Pesadelos

A primeira coisa que fiz quando cheguei em casa, depois daquela tarde agitada na propriedade do velho, foi me trancar no quarto. E não falei com ninguém quando passei pela a sala. Até acho que nenhum deles se importou muito com isso.

Mas mesmo assim, pelo os cantos dos olhos, pude captar quando Mariane me seguiu com a cabeça enquanto subia às escadas. Mas claro, ela tentava inutilmente disfarçar o interesse detrás da capa de um bestseller.

Cheguei justamente numa hora em que todos estavam ocupando as poltronas diante da TV.

Parecia A Família Feliz do comercial de margarina. Se não eram felizes pelo menos pareciam tranquilos.

Mamãe, muito concentrada, costurava uma camiseta bem antiga minha. Em vão, pois eu não pretendia usar aquilo nunca mais, nem mesmo depois daquele conserto.

Já o Senhor Pedro, assistia futebol ao lado de Mariane, que estava numa posição de Buda, lendo um livro.

Todos alí fazendo coisas diferentes em seus mundos paralelos, apesar da distância, sentia se uma certa força de união pairando entre eles.

Parecia que nada tinha acontecido conosco nesses últimos dias.
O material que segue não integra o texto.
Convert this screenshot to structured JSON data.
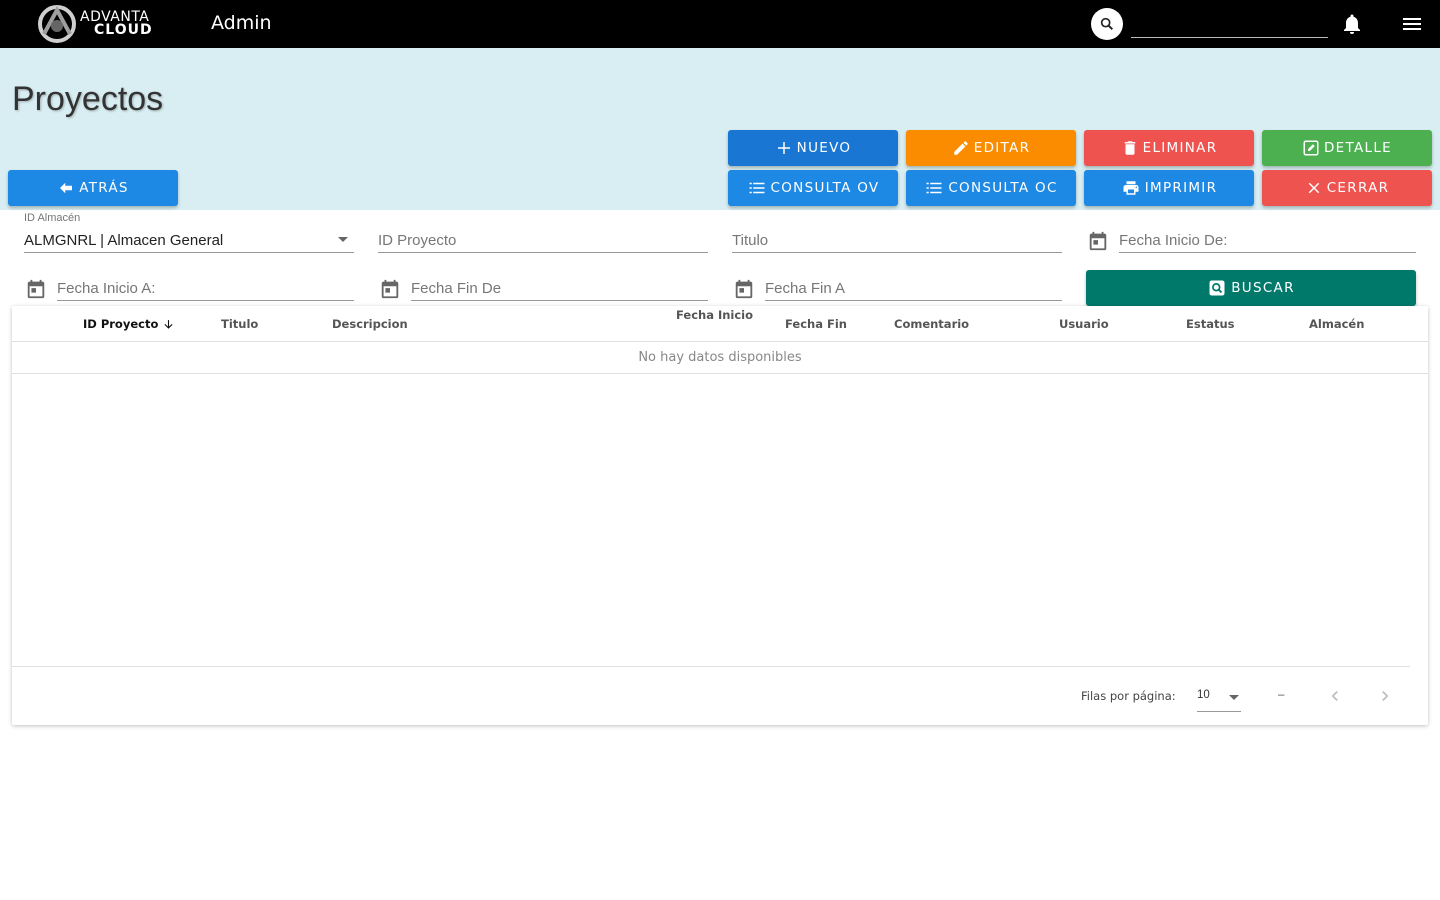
{
  "app": {
    "logo_line1": "ADVANTA",
    "logo_line2": "CLOUD",
    "section": "Admin",
    "search_placeholder": ""
  },
  "page": {
    "title": "Proyectos"
  },
  "buttons": {
    "nuevo": "Nuevo",
    "editar": "Editar",
    "eliminar": "Eliminar",
    "detalle": "Detalle",
    "atras": "Atrás",
    "consulta_ov": "Consulta OV",
    "consulta_oc": "Consulta OC",
    "imprimir": "Imprimir",
    "cerrar": "Cerrar",
    "buscar": "Buscar"
  },
  "filters": {
    "almacen_label": "ID Almacén",
    "almacen_value": "ALMGNRL | Almacen General",
    "id_proyecto": "ID Proyecto",
    "titulo": "Titulo",
    "fecha_inicio_de": "Fecha Inicio De:",
    "fecha_inicio_a": "Fecha Inicio A:",
    "fecha_fin_de": "Fecha Fin De",
    "fecha_fin_a": "Fecha Fin A"
  },
  "table": {
    "columns": [
      "ID Proyecto",
      "Titulo",
      "Descripcion",
      "Fecha Inicio",
      "Fecha Fin",
      "Comentario",
      "Usuario",
      "Estatus",
      "Almacén"
    ],
    "no_data": "No hay datos disponibles",
    "rows_per_page_label": "Filas por página:",
    "rows_per_page": "10",
    "range": "–"
  },
  "colors": {
    "topbar": "#000000",
    "band": "#d8eef2",
    "blue": "#1e88e5",
    "orange": "#fb8c00",
    "red": "#ef5350",
    "green": "#4caf50",
    "teal": "#00796b"
  }
}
E isso me fazia muito mal. Era como se eu fosse o único que estivesse se importando com alguma coisa.

Como se viesse colhendo sozinho, as consequências de tudo àquilo que houve no passado.

Sei que isso era um sentimento egoísta de se pensar, tratando se principalmente das perdas que os três já tinham sofrido. Mas a impressão que eu tinha, sobre o modo como me ignoravam, e o jeito como Mariane estava se comportando ultimamente, era como se eu tivesse que pagar por tudo aquilo também. Entende? Como se agora fosse a minha vez de perder e sofrer.

"Todo mundo já sofreu nessa família. Agora é a vez dele"

"Vamos deixá-lo sofrer só mais um pouquinho, afinal, porque ele seria o único poupado?"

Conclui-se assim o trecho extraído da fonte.